September 26 – October 9th
Durango must be the Scorpion capital of Mexico. Walking the markets, everything is about the Scorpion wether it’s printed on a t-shirt, encased in a belt buckle or fermenting in a bottle of Mezcal the nasty looking arachnid is everywhere. Some stall owners keep live ones in fish bowls or glass jars, the kids were fascinated & loved it! Scorpions hung on keychains, decorated wall clocks and were even encased in candy!! In the Equine department we watched men hand cut and stitch and sew leather saddles. I thought this to be really cool to see, but the kids were far more interested in finding different types of scorpion souvenirs.
We camped on the outskirts of the city, at a natural hot water Balneario, an outdoor swimming pool / leisure park kind of place. We spent a few nights here catching up on school work, admin, blog writing, friends & family and of course, laundry. During the weekends it’s busy here, but weekdays, we pretty much have the place to ourselves, including the hot tub for a soak before bed. After a couple of hours of school work, the kids can go off swimming unsupervised as there are lifeguards on duty at each pool. Gives us some peace & without them. The only down side to this place, apart from the cold showers, are the mosquitoes. I’ve never experienced such aggressive mozzies, and there are millions of them! We’re covered up, bug spray on and coils burning to keep them from sucking us dry!
From Durango city, we’re thinking of making our way back to the coast to Mazatlan, then up to catch the ferry over to Baja. Stopping first at Mexiquillo Natural Park.
This is our kinda place, and ended up spending five days here. We found ourselves a cosy camp spot and got comfortable. Kids loved exploring and climbing the rocks and hunting for lizards. The rock formations are millions of years old, Igneous, formed by lava or magma, possibly underwater at the time because of the shapes.
Charley & Jaxon built a Lizard Hotel from cereal boxes, filled them with dirt & sticks to keep them in, releasing them each night and finding them again in the morning. The Thorny Devil lizards seemed quite happy with the kids, I don’t know if they were in shock or just slow moving little guys, but they happily sat in their hands and on their shoulders without trying to make a get away. They also spent hours riding the rocks & wearing themselves out.

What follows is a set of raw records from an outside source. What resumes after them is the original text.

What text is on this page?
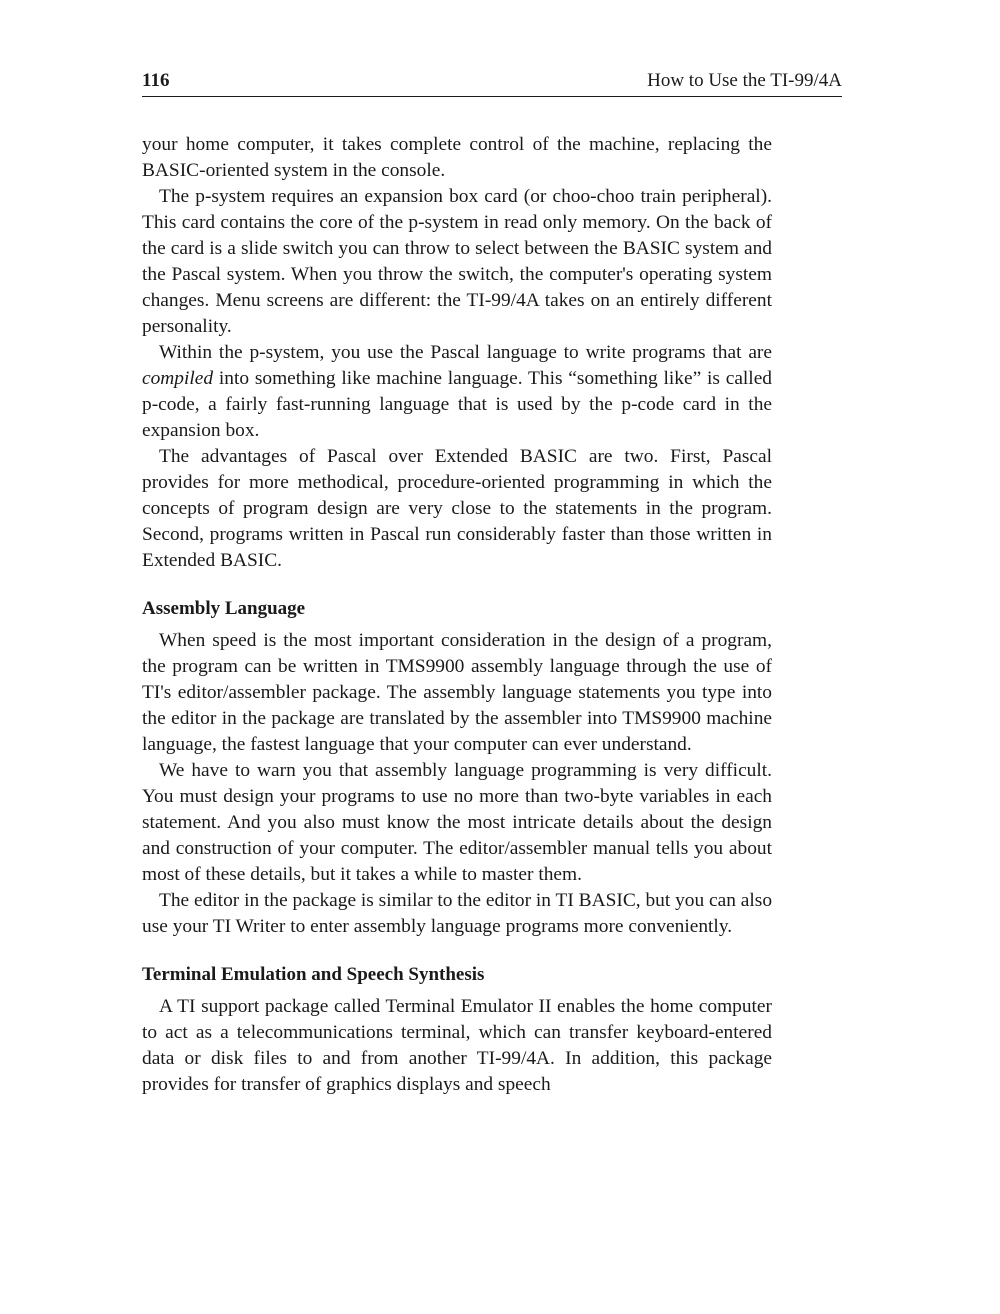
116	How to Use the TI-99/4A

your home computer, it takes complete control of the machine, replacing the BASIC-oriented system in the console.

The p-system requires an expansion box card (or choo-choo train peripheral). This card contains the core of the p-system in read only memory. On the back of the card is a slide switch you can throw to select between the BASIC system and the Pascal system. When you throw the switch, the computer's operating system changes. Menu screens are different: the TI-99/4A takes on an entirely different personality.

Within the p-system, you use the Pascal language to write programs that are compiled into something like machine language. This “something like” is called p-code, a fairly fast-running language that is used by the p-code card in the expansion box.

The advantages of Pascal over Extended BASIC are two. First, Pascal provides for more methodical, procedure-oriented programming in which the concepts of program design are very close to the statements in the program. Second, programs written in Pascal run considerably faster than those written in Extended BASIC.

Assembly Language

When speed is the most important consideration in the design of a program, the program can be written in TMS9900 assembly language through the use of TI's editor/assembler package. The assembly language statements you type into the editor in the package are translated by the assembler into TMS9900 machine language, the fastest language that your computer can ever understand.

We have to warn you that assembly language programming is very difficult. You must design your programs to use no more than two-byte variables in each statement. And you also must know the most intricate details about the design and construction of your computer. The editor/assembler manual tells you about most of these details, but it takes a while to master them.

The editor in the package is similar to the editor in TI BASIC, but you can also use your TI Writer to enter assembly language programs more conveniently.

Terminal Emulation and Speech Synthesis

A TI support package called Terminal Emulator II enables the home computer to act as a telecommunications terminal, which can transfer keyboard-entered data or disk files to and from another TI-99/4A. In addition, this package provides for transfer of graphics displays and speech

The park is at 8,300 ft, which means that when the sun goes down it gets seriously cold. Puffy jackets & hats are out and the kids are now sleeping in our down bags. Tim & the kids gather wood, dinner is cooked over the fire with roasted marshmallows for dessert. Far from a town or city, the night sky was dark, no light pollution, the Milky Way was ablaze with stars. Both Tim and Charley, at different parts of the camp, swear they saw a UFO, or something flash brightly a few times then disappear. One morning while hunting for bugs to feed the lizards, Jaxon found a young Rattle Snake sleeping beneath a rotten log. Keeping a safe distance we were able to observe this little guy as he warned us with his rattling rattle.
Some time ago, there was an idea of putting in a tourist railway from Durango to Mazatlan. Routes were cleared, tunnels built, sleepers laid, but not tracks put down. That was as far as that project went, in true Mexican construction style, it was never finished. We rode our bikes for 15km along the 3% grade, winding around the edge of the canyon with stunning views and waterfalls. It would have been great for tourism and the local economy, but would have also brought the masses of people, altering the way of life lived here for generations. Being the only ones here, we got to enjoy it all to ourselves.
Rolling West along Routa 666, the Devil’s Backbone, another stunning days drive treating us to even more jaw dropping scenery.
Descending 3,000 ft we could feel the mercury rising. While sitting at a roadside ‘restaurant’ eating delicious Gorditas, we changed our minds about continuing to the coast. Not ready for the heat, we decided to turn back via the toll road and drive the famed Baluarte Bridge & tunnels winding back up through the mountains and back once more to Durango. The Baluarte Bridge is the worlds tallest and longest, cable span bridge, connecting a main route from Mazatlan to Durango more directly. Threading through at least a dozen tunnels, the road climbs nearly 4,000 feet from the coast. In spite of a few engineering mishaps, where by soon after opening, some of the tunnels experienced partial collapse and cave in’s. We took our chances and braved the road without incident. Following what others did, we even stopped in the middle of the bridge for some photos!
Back in Durango for a couple more days, back to the balenario, while we planned our route North into Copper Canyon.